The greatest contest ever - Bells Beach Easter 1965


Surfing World editorial by Bob Evans owner and founder
“Surfing contests come and go but seldom do contestants get the benefit of really good surf. I have been to two World Contests and four International Championships, plus innumerable meets in Australia and without reservation the Bells Beach contest on Easter weekend presented the most impressive surf ever.
With a 15 ’ ground swell lining up way out to sea, consistent power sets rolled up from Bass Straight. Definately a dangerous sea and beyond the capabilities of the average rider, it was nevertheless a great test.
The waves though close to ideal for big surf, were complicated by a savage rip tide which almost caused loss of life.
Presence of mind and a measure of good on the side of the surfers in danger saved a tragedy.
It could be a long time before a surf like this will turn up when there are so many good in the water.
New Surfing World Barrie Sutherland was on hand at Bells and provided our complete and graphic coverage”

Bob Evans, founder and editor Surfing World magazine

About this gallery

I've taken this story from my memoirs which I've been writing for many years.
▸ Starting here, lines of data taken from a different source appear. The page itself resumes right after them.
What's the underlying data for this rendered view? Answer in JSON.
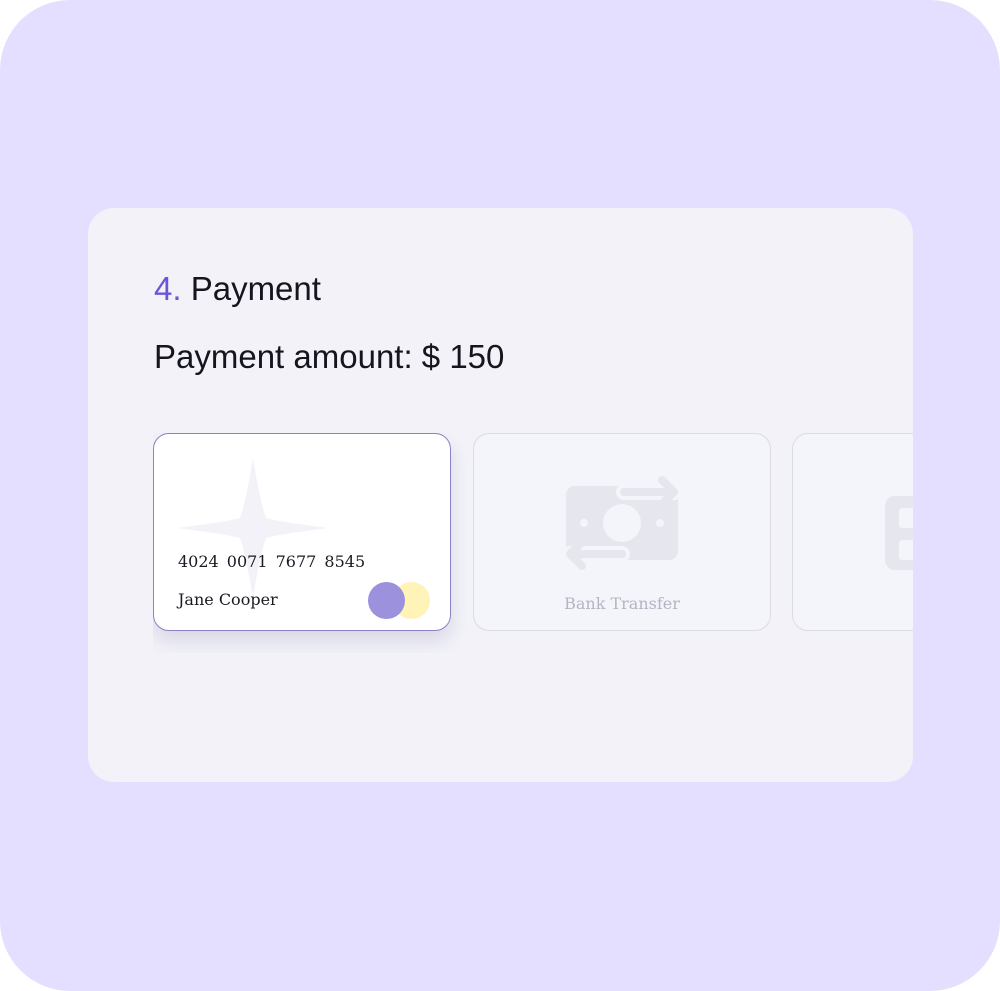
{
  "section": {
    "step_number": "4.",
    "step_title": "Payment",
    "amount_label": "Payment amount: $ 150"
  },
  "methods": {
    "card": {
      "number": "4024 0071 7677 8545",
      "holder": "Jane Cooper",
      "icon": "sparkle-icon",
      "brand_colors": [
        "#9b91dc",
        "#fff3b8"
      ]
    },
    "bank": {
      "label": "Bank Transfer",
      "icon": "money-transfer-icon"
    },
    "third": {
      "icon": "wallet-icon"
    }
  },
  "colors": {
    "background": "#e4dffe",
    "panel": "#f2f2f8",
    "accent": "#6d55d8",
    "selected_border": "#8a82c4"
  }
}
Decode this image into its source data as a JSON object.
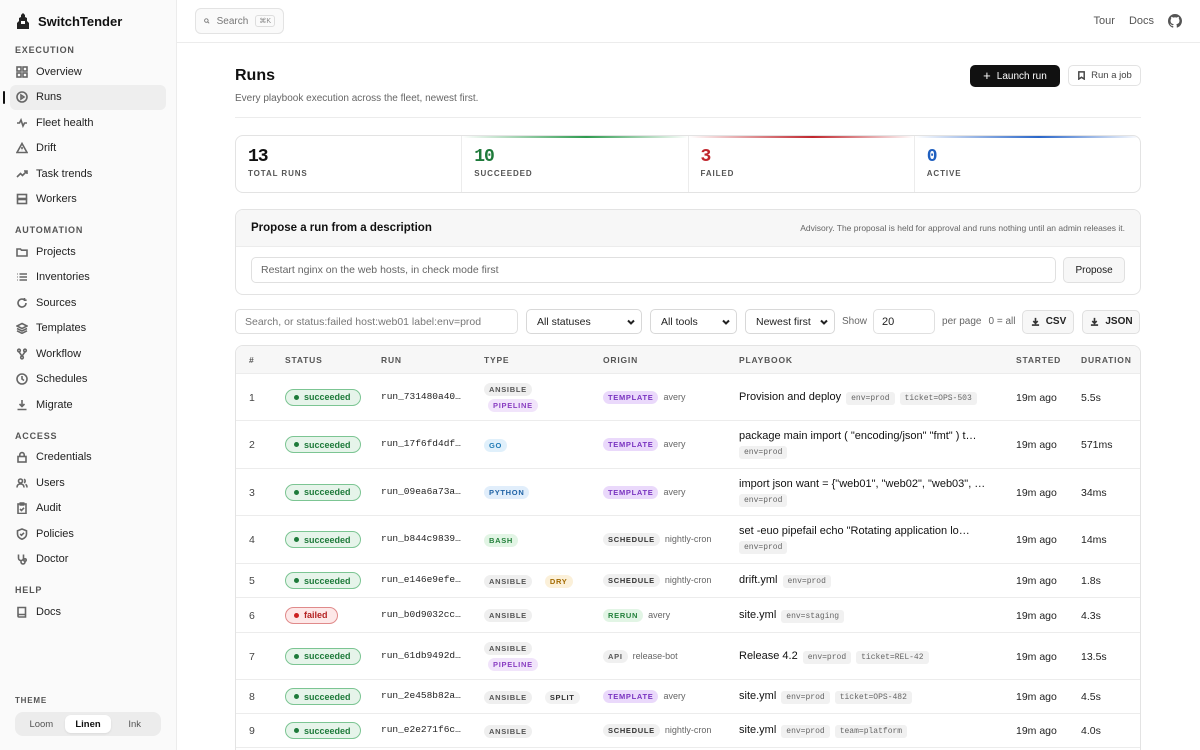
{
  "brand": {
    "name": "SwitchTender"
  },
  "sidebar": {
    "sections": [
      {
        "label": "EXECUTION",
        "items": [
          {
            "label": "Overview",
            "icon": "grid-icon"
          },
          {
            "label": "Runs",
            "icon": "play-circle-icon",
            "active": true
          },
          {
            "label": "Fleet health",
            "icon": "pulse-icon"
          },
          {
            "label": "Drift",
            "icon": "warning-triangle-icon"
          },
          {
            "label": "Task trends",
            "icon": "trend-up-icon"
          },
          {
            "label": "Workers",
            "icon": "server-icon"
          }
        ]
      },
      {
        "label": "AUTOMATION",
        "items": [
          {
            "label": "Projects",
            "icon": "folder-icon"
          },
          {
            "label": "Inventories",
            "icon": "list-icon"
          },
          {
            "label": "Sources",
            "icon": "refresh-icon"
          },
          {
            "label": "Templates",
            "icon": "layers-icon"
          },
          {
            "label": "Workflow",
            "icon": "workflow-icon"
          },
          {
            "label": "Schedules",
            "icon": "clock-icon"
          },
          {
            "label": "Migrate",
            "icon": "download-icon"
          }
        ]
      },
      {
        "label": "ACCESS",
        "items": [
          {
            "label": "Credentials",
            "icon": "lock-icon"
          },
          {
            "label": "Users",
            "icon": "users-icon"
          },
          {
            "label": "Audit",
            "icon": "clipboard-icon"
          },
          {
            "label": "Policies",
            "icon": "shield-icon"
          },
          {
            "label": "Doctor",
            "icon": "stethoscope-icon"
          }
        ]
      },
      {
        "label": "HELP",
        "items": [
          {
            "label": "Docs",
            "icon": "book-icon"
          }
        ]
      }
    ],
    "theme": {
      "label": "THEME",
      "options": [
        "Loom",
        "Linen",
        "Ink"
      ],
      "selected": "Linen"
    }
  },
  "topbar": {
    "search_label": "Search",
    "search_shortcut": "⌘K",
    "links": [
      "Tour",
      "Docs"
    ]
  },
  "page": {
    "title": "Runs",
    "subtitle": "Every playbook execution across the fleet, newest first.",
    "launch_label": "Launch run",
    "runjob_label": "Run a job"
  },
  "stats": [
    {
      "value": "13",
      "label": "TOTAL RUNS",
      "color": "#111111",
      "accent": "none"
    },
    {
      "value": "10",
      "label": "SUCCEEDED",
      "color": "#1e7a3a",
      "accent": "#2e9b4f"
    },
    {
      "value": "3",
      "label": "FAILED",
      "color": "#c0262d",
      "accent": "#c0262d"
    },
    {
      "value": "0",
      "label": "ACTIVE",
      "color": "#1f5fbf",
      "accent": "#2a66c9"
    }
  ],
  "propose": {
    "title": "Propose a run from a description",
    "note": "Advisory. The proposal is held for approval and runs nothing until an admin releases it.",
    "placeholder": "Restart nginx on the web hosts, in check mode first",
    "button": "Propose"
  },
  "filters": {
    "search_placeholder": "Search, or status:failed host:web01 label:env=prod",
    "status": "All statuses",
    "tool": "All tools",
    "sort": "Newest first",
    "show_label": "Show",
    "per_page": "20",
    "per_page_label": "per page",
    "zero_all": "0 = all",
    "csv": "CSV",
    "json": "JSON"
  },
  "table": {
    "headers": [
      "#",
      "STATUS",
      "RUN",
      "TYPE",
      "ORIGIN",
      "PLAYBOOK",
      "STARTED",
      "DURATION"
    ],
    "rows": [
      {
        "num": "1",
        "status": "succeeded",
        "run": "run_731480a40…",
        "types": [
          "ANSIBLE",
          "PIPELINE"
        ],
        "origin": "TEMPLATE",
        "by": "avery",
        "playbook": "Provision and deploy",
        "chips": [
          "env=prod",
          "ticket=OPS-503"
        ],
        "started": "19m ago",
        "duration": "5.5s"
      },
      {
        "num": "2",
        "status": "succeeded",
        "run": "run_17f6fd4df…",
        "types": [
          "GO"
        ],
        "origin": "TEMPLATE",
        "by": "avery",
        "playbook": "package main import ( \"encoding/json\" \"fmt\" ) t…",
        "chips": [
          "env=prod"
        ],
        "started": "19m ago",
        "duration": "571ms"
      },
      {
        "num": "3",
        "status": "succeeded",
        "run": "run_09ea6a73a…",
        "types": [
          "PYTHON"
        ],
        "origin": "TEMPLATE",
        "by": "avery",
        "playbook": "import json want = {\"web01\", \"web02\", \"web03\", …",
        "chips": [
          "env=prod"
        ],
        "started": "19m ago",
        "duration": "34ms"
      },
      {
        "num": "4",
        "status": "succeeded",
        "run": "run_b844c9839…",
        "types": [
          "BASH"
        ],
        "origin": "SCHEDULE",
        "by": "nightly-cron",
        "playbook": "set -euo pipefail echo \"Rotating application lo…",
        "chips": [
          "env=prod"
        ],
        "started": "19m ago",
        "duration": "14ms"
      },
      {
        "num": "5",
        "status": "succeeded",
        "run": "run_e146e9efe…",
        "types": [
          "ANSIBLE",
          "DRY"
        ],
        "origin": "SCHEDULE",
        "by": "nightly-cron",
        "playbook": "drift.yml",
        "chips": [
          "env=prod"
        ],
        "started": "19m ago",
        "duration": "1.8s"
      },
      {
        "num": "6",
        "status": "failed",
        "run": "run_b0d9032cc…",
        "types": [
          "ANSIBLE"
        ],
        "origin": "RERUN",
        "by": "avery",
        "playbook": "site.yml",
        "chips": [
          "env=staging"
        ],
        "started": "19m ago",
        "duration": "4.3s"
      },
      {
        "num": "7",
        "status": "succeeded",
        "run": "run_61db9492d…",
        "types": [
          "ANSIBLE",
          "PIPELINE"
        ],
        "origin": "API",
        "by": "release-bot",
        "playbook": "Release 4.2",
        "chips": [
          "env=prod",
          "ticket=REL-42"
        ],
        "started": "19m ago",
        "duration": "13.5s"
      },
      {
        "num": "8",
        "status": "succeeded",
        "run": "run_2e458b82a…",
        "types": [
          "ANSIBLE",
          "SPLIT"
        ],
        "origin": "TEMPLATE",
        "by": "avery",
        "playbook": "site.yml",
        "chips": [
          "env=prod",
          "ticket=OPS-482"
        ],
        "started": "19m ago",
        "duration": "4.5s"
      },
      {
        "num": "9",
        "status": "succeeded",
        "run": "run_e2e271f6c…",
        "types": [
          "ANSIBLE"
        ],
        "origin": "SCHEDULE",
        "by": "nightly-cron",
        "playbook": "site.yml",
        "chips": [
          "env=prod",
          "team=platform"
        ],
        "started": "19m ago",
        "duration": "4.0s"
      }
    ]
  }
}
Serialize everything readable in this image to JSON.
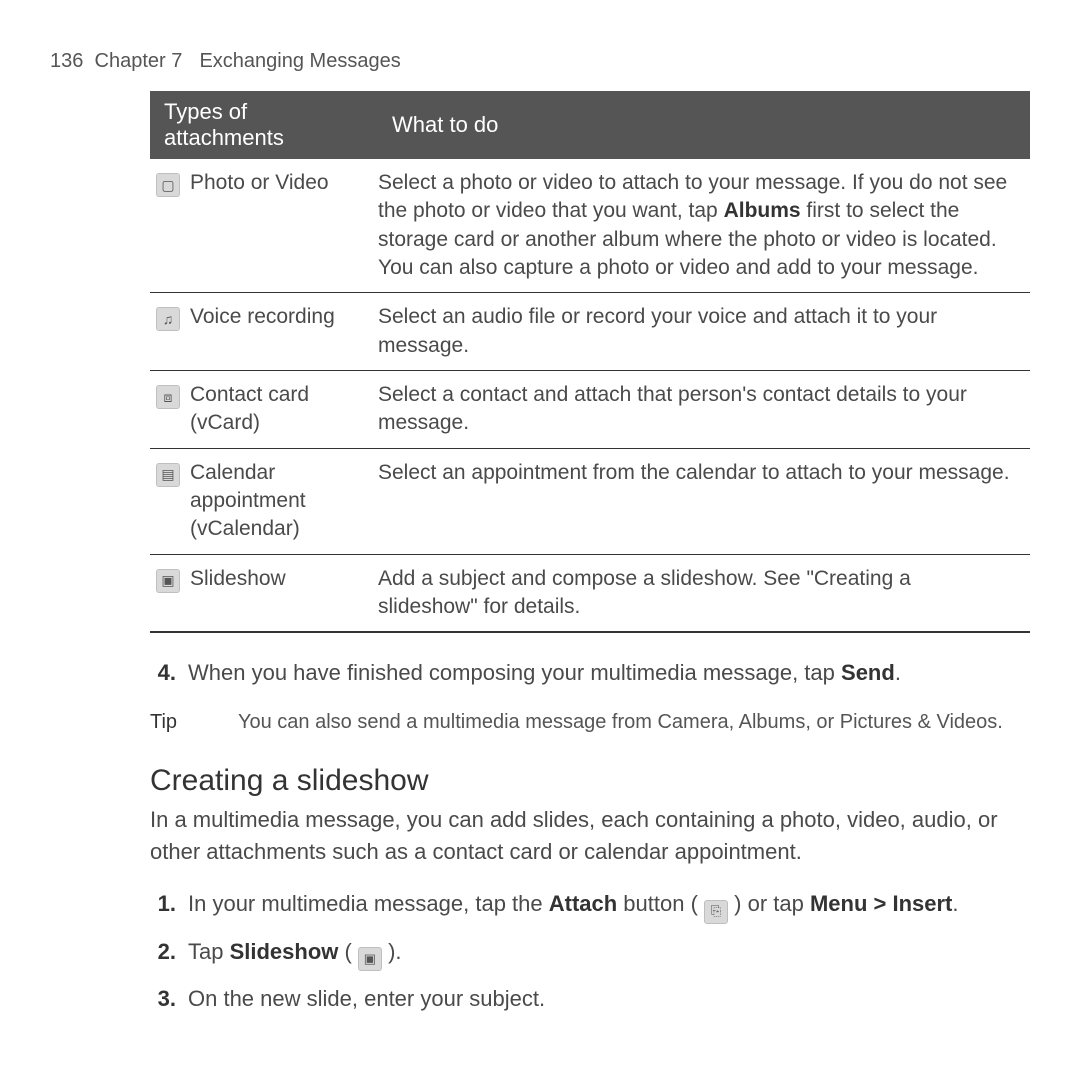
{
  "header": {
    "page_number": "136",
    "chapter": "Chapter 7",
    "chapter_title": "Exchanging Messages"
  },
  "table": {
    "headers": {
      "col1": "Types of attachments",
      "col2": "What to do"
    },
    "rows": [
      {
        "icon": "photo-video-icon",
        "glyph": "▢",
        "label": "Photo or Video",
        "desc_pre": "Select a photo or video to attach to your message. If you do not see the photo or video that you want, tap ",
        "desc_bold": "Albums",
        "desc_post": " first to select the storage card or another album where the photo or video is located. You can also capture a photo or video and add to your message."
      },
      {
        "icon": "voice-recording-icon",
        "glyph": "♫",
        "label": "Voice recording",
        "desc": "Select an audio file or record your voice and attach it to your message."
      },
      {
        "icon": "contact-card-icon",
        "glyph": "⧈",
        "label": "Contact card (vCard)",
        "desc": "Select a contact and attach that person's contact details to your message."
      },
      {
        "icon": "calendar-icon",
        "glyph": "▤",
        "label": "Calendar appointment (vCalendar)",
        "desc": "Select an appointment from the calendar to attach to your message."
      },
      {
        "icon": "slideshow-icon",
        "glyph": "▣",
        "label": "Slideshow",
        "desc": "Add a subject and compose a slideshow. See \"Creating a slideshow\" for details."
      }
    ]
  },
  "step4": {
    "num": "4.",
    "text_pre": "When you have finished composing your multimedia message, tap ",
    "text_bold": "Send",
    "text_post": "."
  },
  "tip": {
    "label": "Tip",
    "text": "You can also send a multimedia message from Camera, Albums, or Pictures & Videos."
  },
  "section": {
    "title": "Creating a slideshow",
    "desc": "In a multimedia message, you can add slides, each containing a photo, video, audio, or other attachments such as a contact card or calendar appointment.",
    "steps": [
      {
        "num": "1.",
        "pre": "In your multimedia message, tap the ",
        "b1": "Attach",
        "mid": " button ( ",
        "icon1": "attach-icon",
        "glyph1": "⎘",
        "mid2": " ) or tap ",
        "b2": "Menu > Insert",
        "post": "."
      },
      {
        "num": "2.",
        "pre": "Tap ",
        "b1": "Slideshow",
        "mid": " ( ",
        "icon1": "slideshow-small-icon",
        "glyph1": "▣",
        "post": " )."
      },
      {
        "num": "3.",
        "text": "On the new slide, enter your subject."
      }
    ]
  }
}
Enjoy!

“Bells Beach on Easter Sunday 1965 is legendary. The Melbourne Sun–Herald called it ‘Bells Beach Boomers’ while many of the surfing crew simply called it, “The hell swell”.

The story begins on the Wednesday prior to Easter when offshore northerlies had blown out the swell. I remember looking at the synoptic weather charts and noting that a series of intense fronts south west of the Great Australian Bight would generate swell for Easter in a few days -- little did I ever imagine what was about to explode onto Bells and forever into our memories. Knowing the swell was small, my friend John Panozzo and I thought we would make an early start on Friday morning and head off down the coast to Fairhaven and Eastern View. We arrived at Bells on Friday morning, about 6:30am and checked the wind – it was blowing briskly from the north across the face of small 1metre waves off Rincon. While a few surfers were out struggling to get waves, the interstate surfers were camped in their cars in the car park, most having driven down from Sydney overnight. We quickly left and took off down the coast to Spout Creek and Eastern View. With the incoming tide we managed a few small waves at Spout Creek until mid-day when the wind swung north-west and freshened. Within an hour, swell lines began to appear and we agreed Bells would start to kick in on the falling evening tide. As we drove back along the coast, we could see that every set was building on the previous one and swell lines were appearing out to the horizon and starting to march across Bass Strait. By 6:00pm that evening Bells was pumping with lines and lines of a 2 metre swell pushing into a fresh north-westerly breeze. The line-up from Rincon through the Bowl was jam-packed with surfers. All the signs were there for bigger things over the next 24 hours.

Saturday morning dawned and we were greeted with a very powerful groundswell that had increased to about 4 metres. By noon the wind had swung to the west and was getting stronger by the hour. The Bells contest was under way as the low-pressure systems intensified in the Bight generating swell lines that bent around Cape Otway and marched up the coast to Bells. From the cliff top there were corduroy lines of swell everywhere across the ocean with very little let up between sets – the swell kept building like I had never seen before.

Sunday morning John and I arrived very early and gasped as we got our first glimpse of Bells. It was huge with massive swells pushing into a crisp north-westerly breeze. This was stuff that we only ever dreamed of. I have a colour slide taken from the top of the cliff above Winki Pop looking back to Bells and the lines of swell. It’s all white water from Winki Pop through the Bowl to Rincon. The shore break is literally out at the normal take-off point in the Bowl! Only those who have surfed Bells know what this slide means. I quickly exhausted the colour film and swapped to black and white -- the first shot I took was this one of Roger Falahey scratching up the face of a massive Bells wall. Everyone on the cliff top literally gasped and howled. This is probably the biggest wave ever photographed at Bells. Conservative estimates place the wave height at 30 feet – Roger’s board was 10’ long, so you can scale it from there. Years later we asked Roger what he was thinking of as he frantically paddled up the face. His quick reply - “I was hoping there wasn’t an even bigger one behind it!” Fortunately for him there wasn’t. It was ground-breaking stuff and set the scene for a new era at Bells.”